“不用,我等下就走,我就是躲一会。”
男子咳嗽两声,抚摸着手中的暖炉,道:“我建议你别出去,且离沧澜城越远越好。马车中的香可以防止追踪,你身上的味道么,有点重。若是出去,会发生什么,我也不好说。”
那你问什么?不就只剩下出城这条路了吗?
瞿无涯问道:“那就麻烦公子捎我出城,请问公子名讳是?日后有机会,我一定会报答公子的。”
“轩辕琨。”男子勾起嘴角,启唇。
经历一场追逐战,瞿无涯还是惊魂未定,因而完全没懂这个名字,道:“宣公子,我叫瞿无涯。”
轩辕琨动作一顿,有些惊讶,他笑起来,连病气都褪去几分,倒显出些许意气,道:“曲还是瞿?”
“良士瞿瞿的瞿。”
“那个字不念曲,念目光如炬的炬。”轩辕琨语气柔和,明明是指出错误,却不会让人感到不适。

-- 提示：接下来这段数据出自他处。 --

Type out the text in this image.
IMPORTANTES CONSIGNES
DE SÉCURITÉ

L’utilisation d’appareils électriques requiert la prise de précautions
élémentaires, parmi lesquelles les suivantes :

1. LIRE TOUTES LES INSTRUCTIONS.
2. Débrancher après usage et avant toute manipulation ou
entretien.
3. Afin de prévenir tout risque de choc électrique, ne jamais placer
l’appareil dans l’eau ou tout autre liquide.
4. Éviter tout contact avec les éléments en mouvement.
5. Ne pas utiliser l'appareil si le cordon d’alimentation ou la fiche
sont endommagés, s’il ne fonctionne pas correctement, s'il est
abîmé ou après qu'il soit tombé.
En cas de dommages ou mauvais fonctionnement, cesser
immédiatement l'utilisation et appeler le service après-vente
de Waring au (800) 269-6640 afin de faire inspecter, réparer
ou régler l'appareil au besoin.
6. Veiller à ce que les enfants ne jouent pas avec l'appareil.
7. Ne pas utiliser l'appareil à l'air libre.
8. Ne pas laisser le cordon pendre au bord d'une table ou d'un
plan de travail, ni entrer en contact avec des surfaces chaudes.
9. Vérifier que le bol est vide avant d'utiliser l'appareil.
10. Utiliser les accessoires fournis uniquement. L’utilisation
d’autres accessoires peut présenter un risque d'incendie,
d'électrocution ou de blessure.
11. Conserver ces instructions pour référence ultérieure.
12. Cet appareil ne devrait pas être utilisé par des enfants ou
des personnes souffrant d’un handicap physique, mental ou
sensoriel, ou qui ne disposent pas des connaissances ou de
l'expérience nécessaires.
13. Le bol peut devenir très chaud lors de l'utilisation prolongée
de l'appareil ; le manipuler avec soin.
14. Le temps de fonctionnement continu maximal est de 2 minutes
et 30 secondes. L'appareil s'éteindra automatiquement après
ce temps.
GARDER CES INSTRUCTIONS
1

“啊?”瞿无涯没正经上过学,认字全凭求知欲强,不由得羞怯,“我知道了。”
他转移话题:“你生病了吗,药味很浓。”
“风寒。”轩辕琨道,“你不像沧澜人,你是从哪来的?”
“说了你应该也没听过。”瞿无涯感到很闷,气味太浓,车底还有制热的炭石,“一个很小的地方。”
轩辕琨:“一般人可能不知晓,但我是需要知道的。”
“阳镇。”瞿无涯为了体谅对方的知识面,说了大一点的地名。
“阳镇吗?”轩辕琨重复一遍,“大概二十年前,井荣真人在那收过一个徒弟,后来因品性不端逐出师门了。”
“什么品性不端?”
“唔。。。。。。”轩辕琨想了一下,“不好好修炼,研究歪门邪道。”
歪门邪道?原来是这样。瞿无涯没听说过那个徒弟之后的事迹,还以为他在潜心修道。
出城门时,马车停住。瞿无涯不安地抓紧衣袖,凝神倾听外头的动静。
车队首领拿出一块漆黑的令牌,上面用红漆刻着“极天”二字。城门守卫看见令牌,神情变得恭谨,正要跪下,道:“参见——”
首领扶住他,道:“不要声张。”
大人物不想大张旗鼓,守卫连忙躬身让开,道:“大人,请。”
“你是沧澜人吗?”
瞿无涯暗暗惊叹,这人什么来历,竟然不用检查?
“我以后要是报答你,该上哪找你?”
“我不是沧澜人。”轩辕琨道,“我是圣都人,此行也是回圣都过年。你若是想找我,秋冬季我都会在沧澜城,其余时间在圣都。”
“你也不用挂心,于我不过是举手之劳。”
“对你不重要的事,也许对我很重要。”瞿无涯认真地道。
沉默蔓延了整个车厢,瞿无涯想,其实这话他不是对宣公子说的。这句话不合时宜,那个人也不该被想起。
轩辕琨若有所思,道:“好,我知道了。”
马车逐渐远离沧澜城,瞿无涯也是时候告别,他掀开车帘,跳下去,转身笑道:“谢谢你,宣公子,再会。”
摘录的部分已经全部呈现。